Site icon Time News Business

Local business experts and leaders discuss benefits and impacts of tariffs

Local business experts and leaders discuss benefits and impacts of tariffs

EL PASO, Texas (KVIA) — President Trump announced he will immediately enact a 10% global tariff under a trade law, this after the U.S. Supreme Court ruled that some previously imposed tariffs were illegal.

“The way he was using the tariffs was to force other countries to lower their cost to us because they’re (foreign countries) putting tremendous tariffs on our goods into their country; so he was trying to level the playing field and that is a good thing,” El Paso County Republican Party Chairman Michael Aboud said.

For Chairman Aboud, tariffs are not always good, but they’re also not always bad, and he wishes the Supreme Court had considered that instead of voting the way they did.

“President Trump is talking about sending $2,500 or another amount that it ends up being back to the voters, which is great, that’s a benefit and that kind of money compensates us in the borderland for having higher prices; but it’s never fun to pay a higher price,” Chairman Aboud added.

For Chairman Aboud, Congress needs to pass a law that allows the president or the federal government to impose tariffs that match what other countries are doing and includes a provision for the president to negotiate with a country that might have high tariffs temporarily because of what’s going on in its economy and intends to bring those tariffs down after a short period.

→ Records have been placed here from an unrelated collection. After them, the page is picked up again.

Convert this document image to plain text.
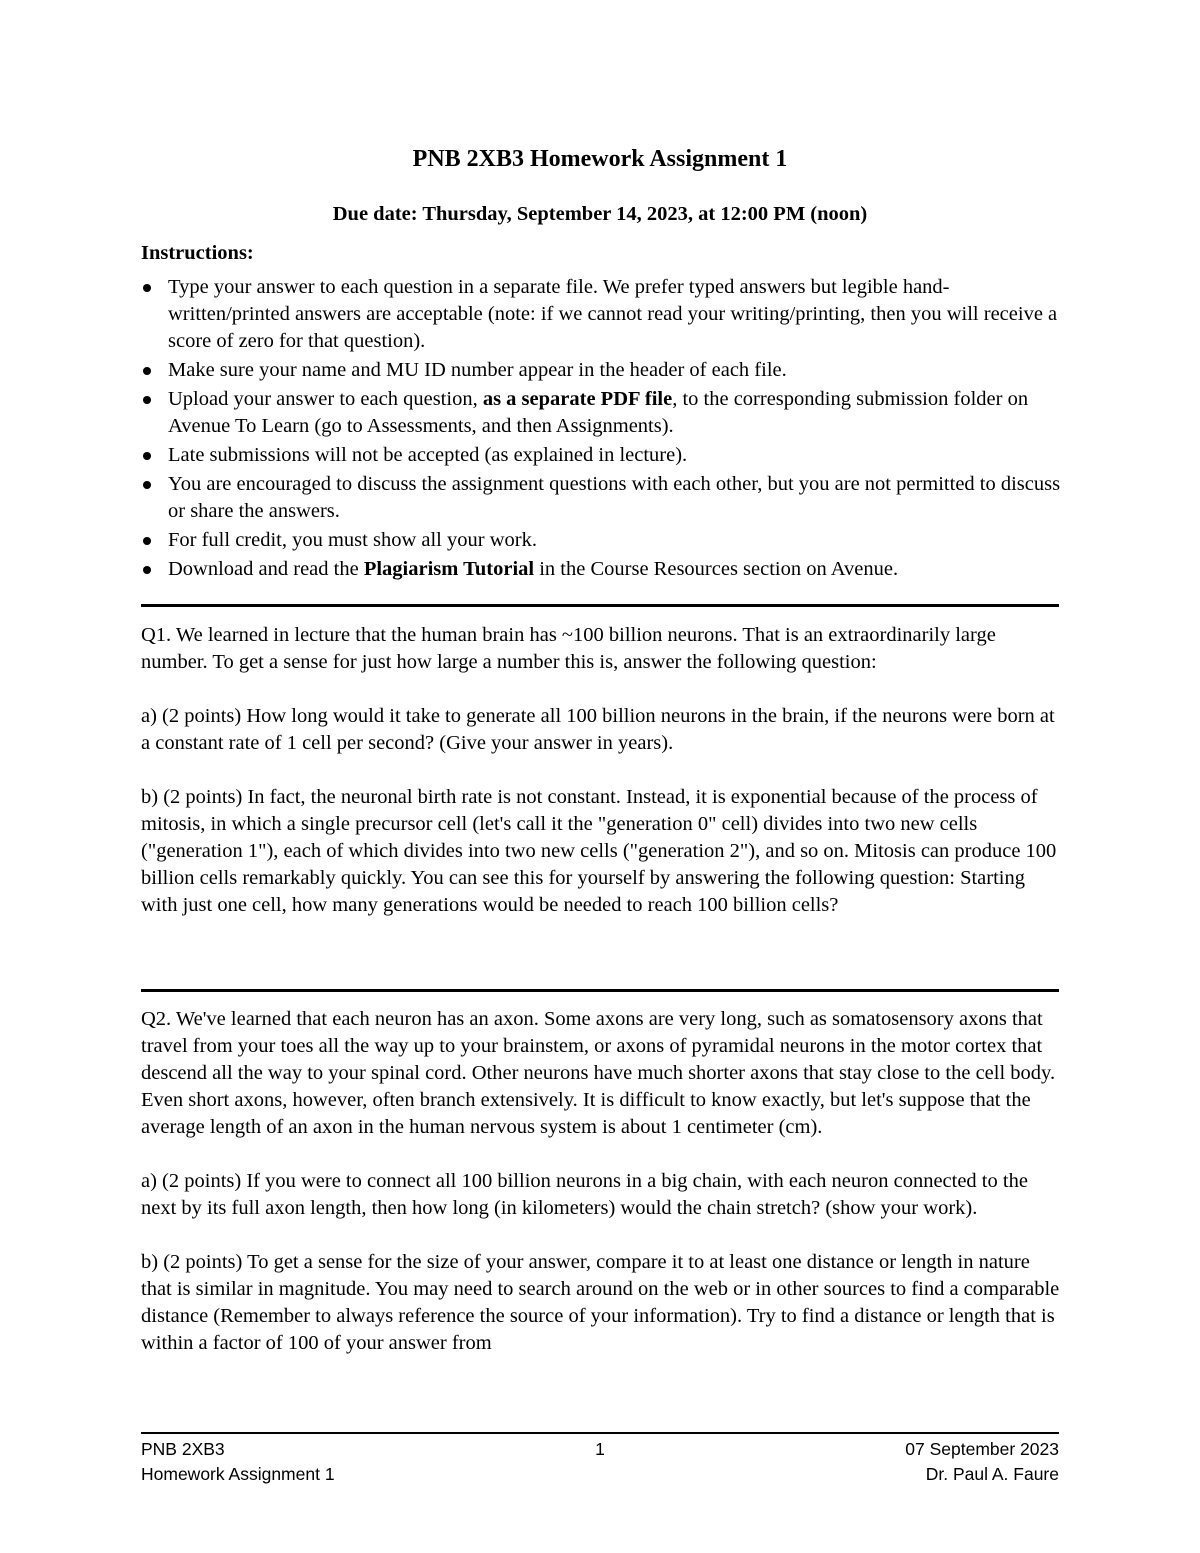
PNB 2XB3 Homework Assignment 1
Due date: Thursday, September 14, 2023, at 12:00 PM (noon)
Instructions:
Type your answer to each question in a separate file. We prefer typed answers but legible hand-written/printed answers are acceptable (note: if we cannot read your writing/printing, then you will receive a score of zero for that question).
Make sure your name and MU ID number appear in the header of each file.
Upload your answer to each question, as a separate PDF file, to the corresponding submission folder on Avenue To Learn (go to Assessments, and then Assignments).
Late submissions will not be accepted (as explained in lecture).
You are encouraged to discuss the assignment questions with each other, but you are not permitted to discuss or share the answers.
For full credit, you must show all your work.
Download and read the Plagiarism Tutorial in the Course Resources section on Avenue.

Q1. We learned in lecture that the human brain has ~100 billion neurons. That is an extraordinarily large number. To get a sense for just how large a number this is, answer the following question:

a) (2 points) How long would it take to generate all 100 billion neurons in the brain, if the neurons were born at a constant rate of 1 cell per second? (Give your answer in years).

b) (2 points) In fact, the neuronal birth rate is not constant. Instead, it is exponential because of the process of mitosis, in which a single precursor cell (let's call it the "generation 0" cell) divides into two new cells ("generation 1"), each of which divides into two new cells ("generation 2"), and so on. Mitosis can produce 100 billion cells remarkably quickly. You can see this for yourself by answering the following question: Starting with just one cell, how many generations would be needed to reach 100 billion cells?

Q2. We've learned that each neuron has an axon. Some axons are very long, such as somatosensory axons that travel from your toes all the way up to your brainstem, or axons of pyramidal neurons in the motor cortex that descend all the way to your spinal cord. Other neurons have much shorter axons that stay close to the cell body. Even short axons, however, often branch extensively. It is difficult to know exactly, but let's suppose that the average length of an axon in the human nervous system is about 1 centimeter (cm).

a) (2 points) If you were to connect all 100 billion neurons in a big chain, with each neuron connected to the next by its full axon length, then how long (in kilometers) would the chain stretch? (show your work).

b) (2 points) To get a sense for the size of your answer, compare it to at least one distance or length in nature that is similar in magnitude. You may need to search around on the web or in other sources to find a comparable distance (Remember to always reference the source of your information). Try to find a distance or length that is within a factor of 100 of your answer from

PNB 2XB3	1	07 September 2023
Homework Assignment 1	Dr. Paul A. Faure
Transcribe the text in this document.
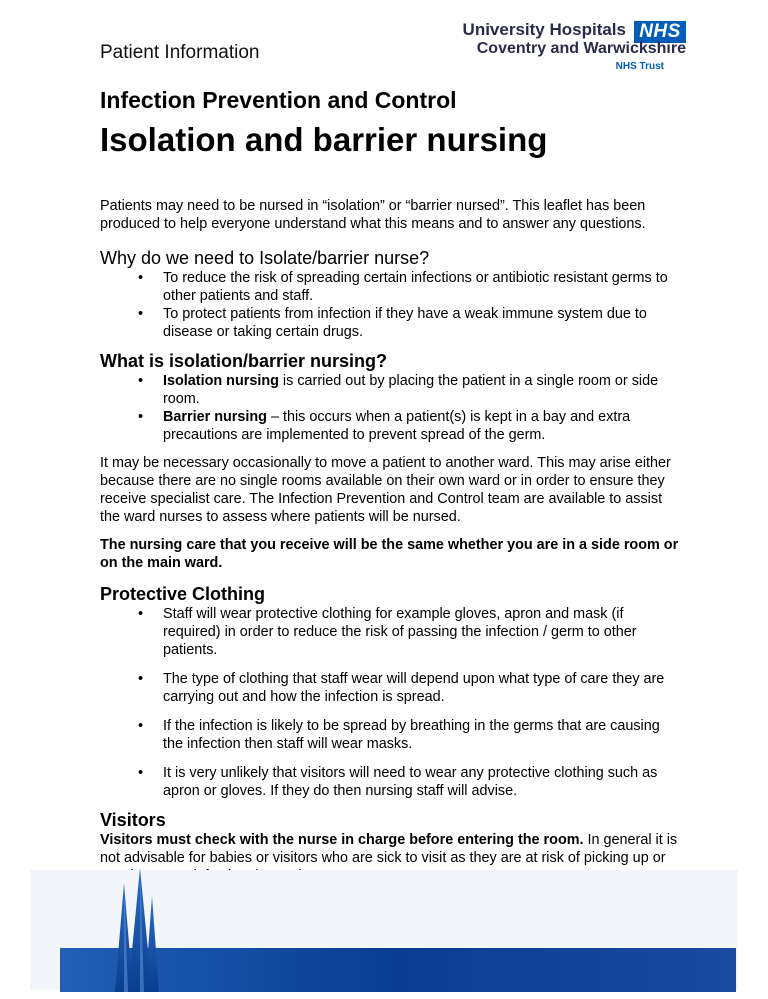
Patient Information
University Hospitals NHS
Coventry and Warwickshire
NHS Trust
Infection Prevention and Control
Isolation and barrier nursing

Patients may need to be nursed in “isolation” or “barrier nursed”. This leaflet has been produced to help everyone understand what this means and to answer any questions.

Why do we need to Isolate/barrier nurse?
• To reduce the risk of spreading certain infections or antibiotic resistant germs to other patients and staff.
• To protect patients from infection if they have a weak immune system due to disease or taking certain drugs.
What is isolation/barrier nursing?
• Isolation nursing is carried out by placing the patient in a single room or side room.
• Barrier nursing – this occurs when a patient(s) is kept in a bay and extra precautions are implemented to prevent spread of the germ.

It may be necessary occasionally to move a patient to another ward. This may arise either because there are no single rooms available on their own ward or in order to ensure they receive specialist care. The Infection Prevention and Control team are available to assist the ward nurses to assess where patients will be nursed.

The nursing care that you receive will be the same whether you are in a side room or on the main ward.

Protective Clothing
• Staff will wear protective clothing for example gloves, apron and mask (if required) in order to reduce the risk of passing the infection / germ to other patients.
• The type of clothing that staff wear will depend upon what type of care they are carrying out and how the infection is spread.
• If the infection is likely to be spread by breathing in the germs that are causing the infection then staff will wear masks.
• It is very unlikely that visitors will need to wear any protective clothing such as apron or gloves. If they do then nursing staff will advise.
Visitors

Visitors must check with the nurse in charge before entering the room. In general it is not advisable for babies or visitors who are sick to visit as they are at risk of picking up or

ABC-7 also spoke with the founder of the El Paso Central Business Association, Tanny Berg, who said in El Paso, just like the rest of the country, tariffs are boundaries that require countries to pay duties and taxes on properties that are going to be imported into the U.S.

“Prices of avocados, cars, clothing, everything that’s made somewhere else, we as Americans will have to pay more for,” CBA founder Berg said.

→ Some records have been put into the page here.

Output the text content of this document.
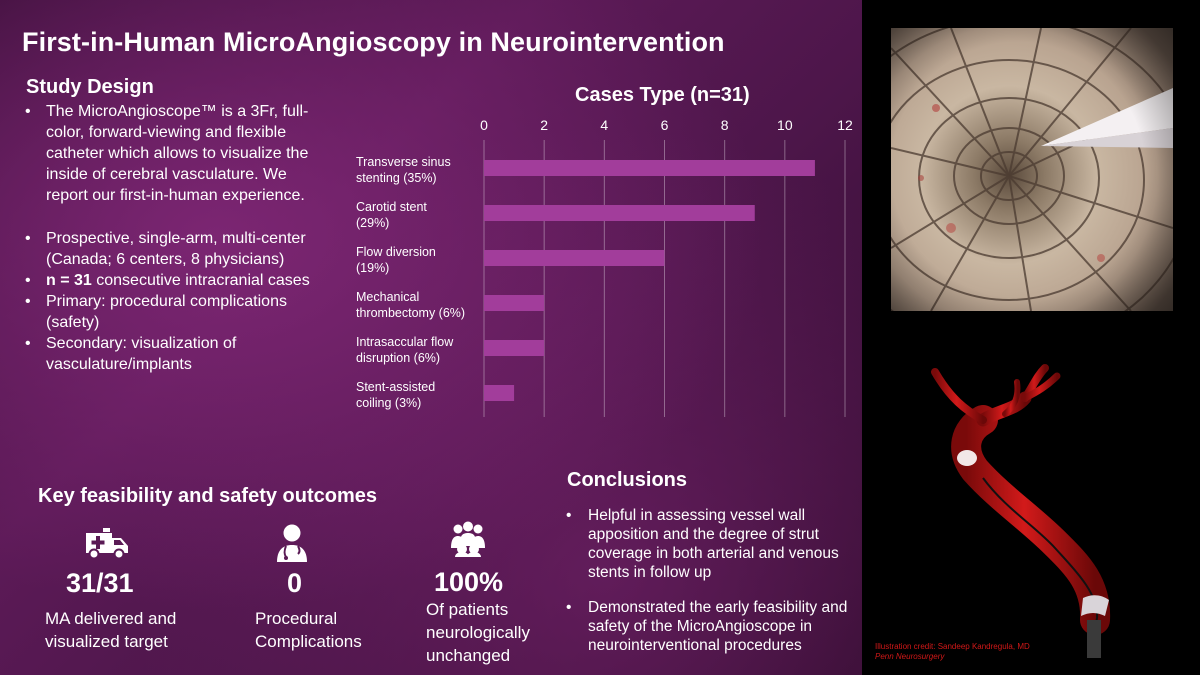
First-in-Human MicroAngioscopy in Neurointervention
Study Design
• The MicroAngioscope™ is a 3Fr, full-color, forward-viewing and flexible catheter which allows to visualize the inside of cerebral vasculature. We report our first-in-human experience.
• Prospective, single-arm, multi-center (Canada; 6 centers, 8 physicians)
• n = 31 consecutive intracranial cases
• Primary: procedural complications (safety)
• Secondary: visualization of vasculature/implants
Cases Type (n=31)
0	2	4	6	8	10	12
Transverse sinus
stenting (35%)
Carotid stent
(29%)
Flow diversion
(19%)
Mechanical
thrombectomy (6%)
Intrasaccular flow
disruption (6%)
Stent-assisted
coiling (3%)
Key feasibility and safety outcomes
31/31
MA delivered and
visualized target
0
Procedural
Complications
100%
Of patients
neurologically
unchanged
Conclusions
• Helpful in assessing vessel wall apposition and the degree of strut coverage in both arterial and venous stents in follow up
• Demonstrated the early feasibility and safety of the MicroAngioscope in neurointerventional procedures	Illustration credit: Sandeep Kandregula, MD
Penn Neurosurgery
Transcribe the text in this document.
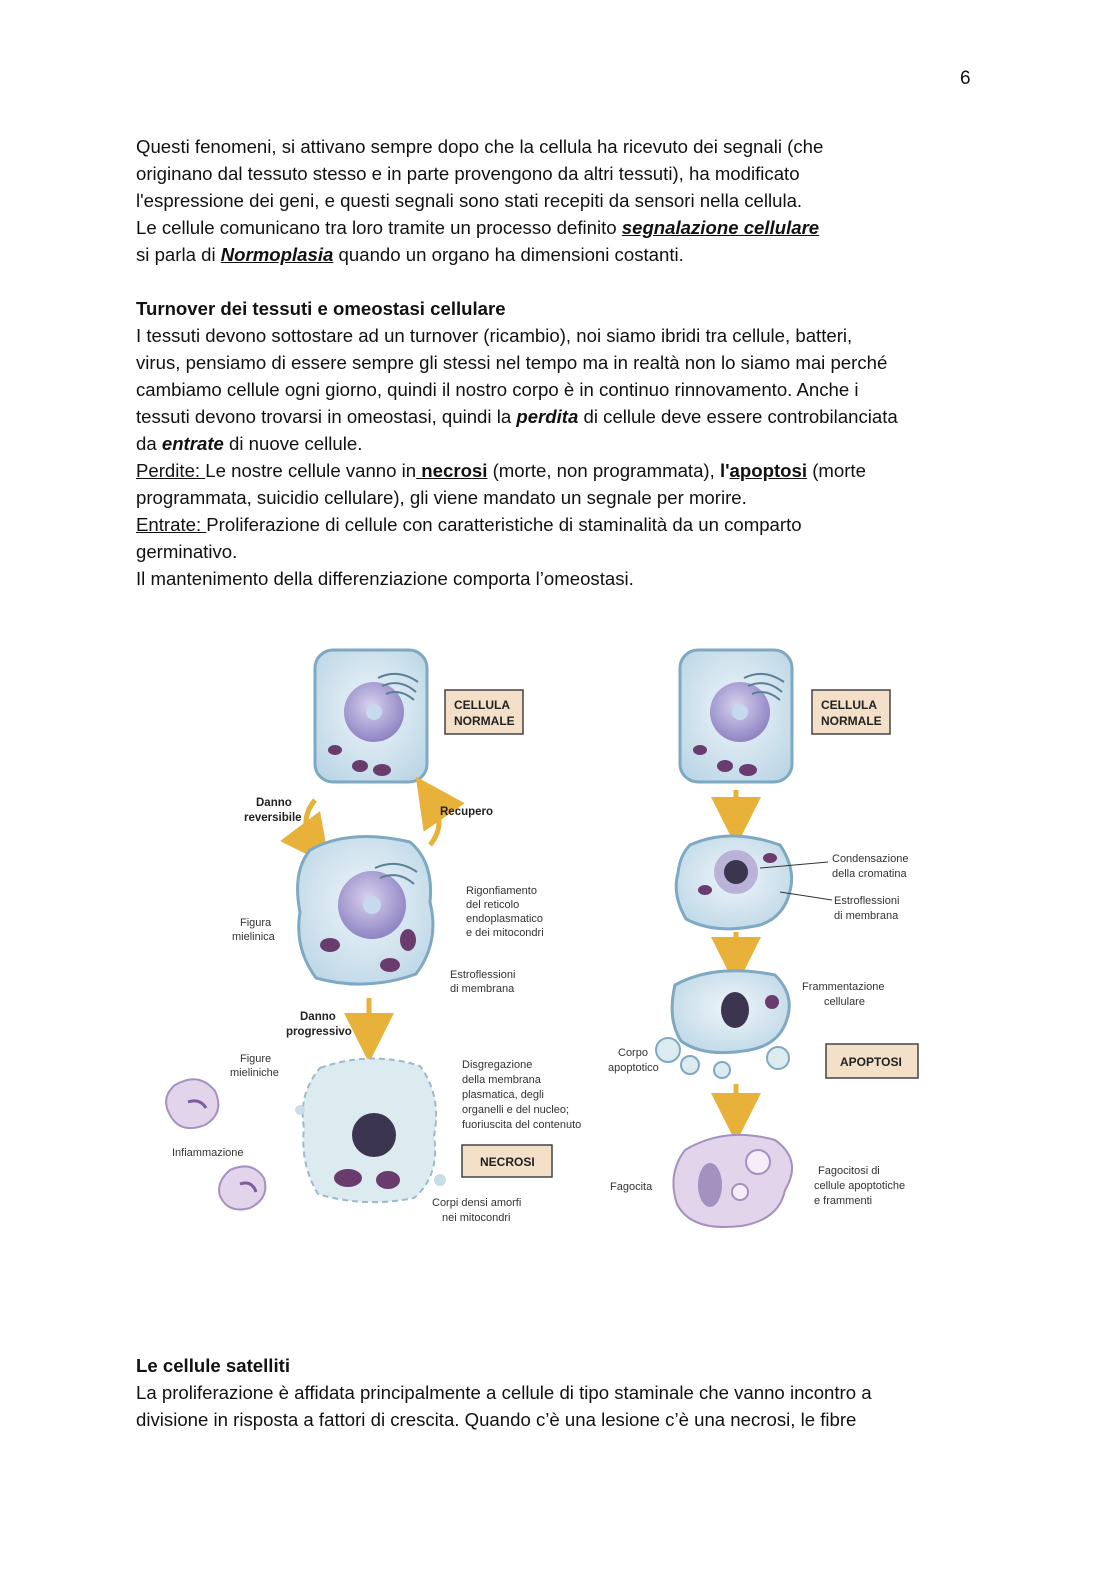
6

Questi fenomeni, si attivano sempre dopo che la cellula ha ricevuto dei segnali (che

originano dal tessuto stesso e in parte provengono da altri tessuti), ha modificato

l'espressione dei geni, e questi segnali sono stati recepiti da sensori nella cellula.

Le cellule comunicano tra loro tramite un processo definito segnalazione cellulare

si parla di Normoplasia quando un organo ha dimensioni costanti.

Turnover dei tessuti e omeostasi cellulare

I tessuti devono sottostare ad un turnover (ricambio), noi siamo ibridi tra cellule, batteri,

virus, pensiamo di essere sempre gli stessi nel tempo ma in realtà non lo siamo mai perché

cambiamo cellule ogni giorno, quindi il nostro corpo è in continuo rinnovamento. Anche i

tessuti devono trovarsi in omeostasi, quindi la perdita di cellule deve essere controbilanciata

da entrate di nuove cellule.

Perdite: Le nostre cellule vanno in necrosi (morte, non programmata), l'apoptosi (morte

programmata, suicidio cellulare), gli viene mandato un segnale per morire.

Entrate: Proliferazione di cellule con caratteristiche di staminalità da un comparto

germinativo.

Il mantenimento della differenziazione comporta l’omeostasi.

CELLULA
NORMALE
Danno
reversibile	Recupero
Rigonfiamento
del reticolo
endoplasmatico
e dei mitocondri
Figura
mielinica
Estroflessioni
di membrana
Danno
progressivo
Figure
mieliniche
Disgregazione
della membrana
plasmatica, degli
organelli e del nucleo;
fuoriuscita del contenuto
Infiammazione
NECROSI
Corpi densi amorfi
nei mitocondri
CELLULA
NORMALE
Condensazione
della cromatina
Estroflessioni
di membrana
Frammentazione
cellulare
Corpo
apoptotico	APOPTOSI
Fagocita
Fagocitosi di
cellule apoptotiche
e frammenti

Le cellule satelliti

La proliferazione è affidata principalmente a cellule di tipo staminale che vanno incontro a

divisione in risposta a fattori di crescita. Quando c’è una lesione c’è una necrosi, le fibre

“We’ll have to wait and see what happens, I mean, it’s just too soon. The decision was made today. In a couple of days, you’re going to see the executive branch come up with an alternative way of continuing to oppose the chips. Even today, they came back with a 10% across-the-board tariff. There are ways that the executive branch can impose these tariffs legitimately, and it’s up to the legislative and judicial branches to decide that it’s good or bad for the rest of the country.”

According to Berg, the border has an interdependency with the maquiladora industry and Juárez, because what happens south of the border also affects what happens north of the Rio Grande.

“So the cost of goods upon which those tariffs were levied are going to have to be passed through to the consumers who buy those goods; fundamentally, we’re talking about cars, we’re talking about food, farmers, both on this side and that side, that are struggling to stay in business,” Berg said. “So the long-term effects are manifest, but at the end of the day, this president believes that in the end, it will encourage growth within our country, and that remains to be seen.”

For Berg, this is a suggestion based on the fact that local business leaders want businesses in the country to grow in the future.

“I would definitely like to see him start working more on gas and oil pricing so that the price at the pump will get back down, well under $2 a gallon, and we should be somewhere around $1.50; that would help a lot more than just concentrating on the tariffs,” Chairman Aboud also said.